It’s hard to look beyond profit-taking as the culprit, blaming the Feds gloomy outlook is too far fetched rather retail traders in microbubbles got stopped

It’s hard to look beyond profit-taking as the culprit, blaming Chair Powell’s gloomy outlook is too far fetched, its more likely retail traders caught in stock market sector microbubbles getting stopped out.
Broad-based risk reduction in Asia looks to be extending into the London open. Oil-sensitive FX and currencies with a higher beta to US equities – like the Australian dollar are leading the way. At the same time, the selloff is getting compounded with oil -3.5 % and equity futures falling precipitously 
 It’s hard to look beyond profit-taking as the culprit given how far equities climbed and the dollar sold off over the past two weeks. In my view, worries that that Fed Chair Powell was too gloomy on the economic outlook seem hard to swallow as a driver of the risk selloff. We should be thanking him for not sounding too upbeat; otherwise, he might have been accused of triggering a taper tantrum style selloff. 
The Fed was boxed into a no-win situation as the bears needed something to latch on. Enter stage left, an eloquently bearish market note by one of Wall Street Finest has shined a light on stock market price mismatch to the economic reality that seems to be today’s flavor of the day.
Nothing about the FOMC yesterday was ‘bad.’ I think the problem for markets is that the Fed did not move its own story forward. There were the most minimal of changes in the statement and a press conference that was mostly finished as soon as Fed Chair Powell had finished reading his set statement.
Markets entered this week fully “stocked” up, and I guess the Fed would have needed to put the pedal to the metal into further policy easing to keep the rally afloat. 
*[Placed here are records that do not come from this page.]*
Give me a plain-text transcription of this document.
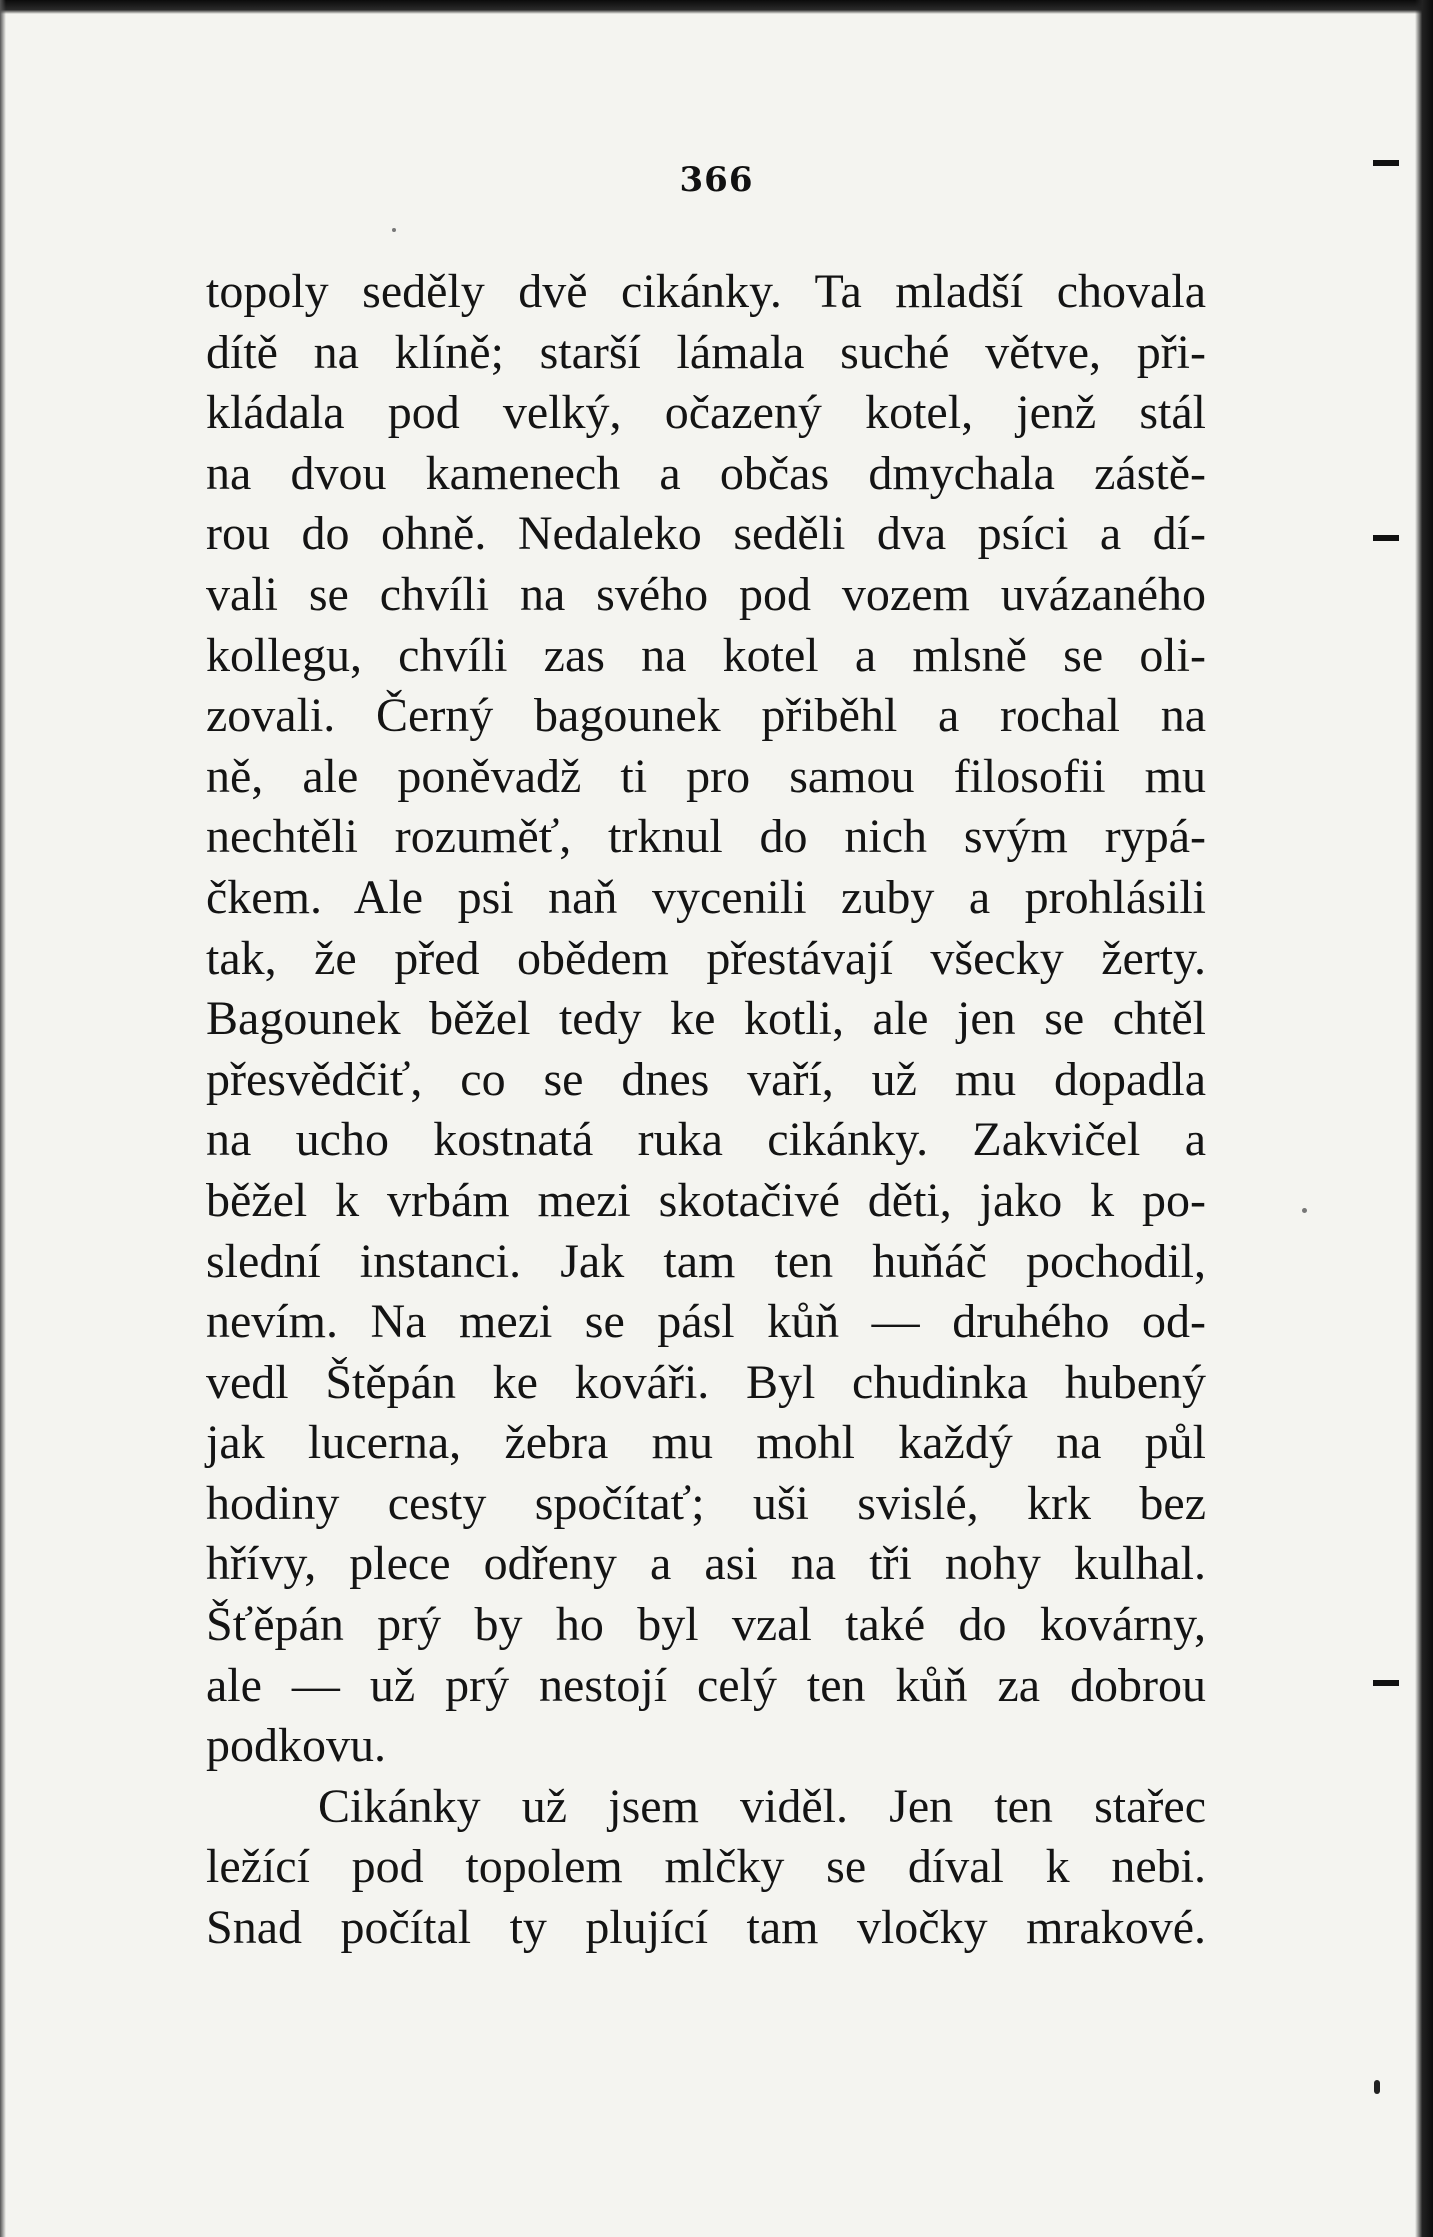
366
topoly seděly dvě cikánky. Ta mladší chovala
dítě na klíně; starší lámala suché větve, při-
kládala pod velký, očazený kotel, jenž stál
na dvou kamenech a občas dmychala zástě-
rou do ohně. Nedaleko seděli dva psíci a dí-
vali se chvíli na svého pod vozem uvázaného
kollegu, chvíli zas na kotel a mlsně se oli-
zovali. Černý bagounek přiběhl a rochal na
ně, ale poněvadž ti pro samou filosofii mu
nechtěli rozuměť, trknul do nich svým rypá-
čkem. Ale psi naň vycenili zuby a prohlásili
tak, že před obědem přestávají všecky žerty.
Bagounek běžel tedy ke kotli, ale jen se chtěl
přesvědčiť, co se dnes vaří, už mu dopadla
na ucho kostnatá ruka cikánky. Zakvičel a
běžel k vrbám mezi skotačivé děti, jako k po-
slední instanci. Jak tam ten huňáč pochodil,
nevím. Na mezi se pásl kůň — druhého od-
vedl Štěpán ke kováři. Byl chudinka hubený
jak lucerna, žebra mu mohl každý na půl
hodiny cesty spočítať; uši svislé, krk bez
hřívy, plece odřeny a asi na tři nohy kulhal.
Šťěpán prý by ho byl vzal také do kovárny,
ale — už prý nestojí celý ten kůň za dobrou
podkovu.
Cikánky už jsem viděl. Jen ten stařec
ležící pod topolem mlčky se díval k nebi.
Snad počítal ty plující tam vločky mrakové.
Here we are amid a massive wave of profit-taking while taking a step or two back to reality. I think today fits into the sobering category as opposed to risk-off, but only time will tell if today‚Äôs trades stay in the market’s pocket. But nothing about this move seems right, least of all the reason the red flashing headlines are suggesting. 
Believe what you may, but the Fed didn’t trigger todays formidable selloff, but panicked retail traders did.
They were ripe for the pickings, and all bulled up in a bunch of stock market microbubbles. 
Which were likely fueled by:

  • people having extra savings and nothing to spend money on
  • can’t wager on or watch sports or go to bars
  • a new culture of day trading has emerged with Dave Portnoy as the supreme leader
  • and, of course, people tend to over-consume free goods and retail stock trading. now “free.”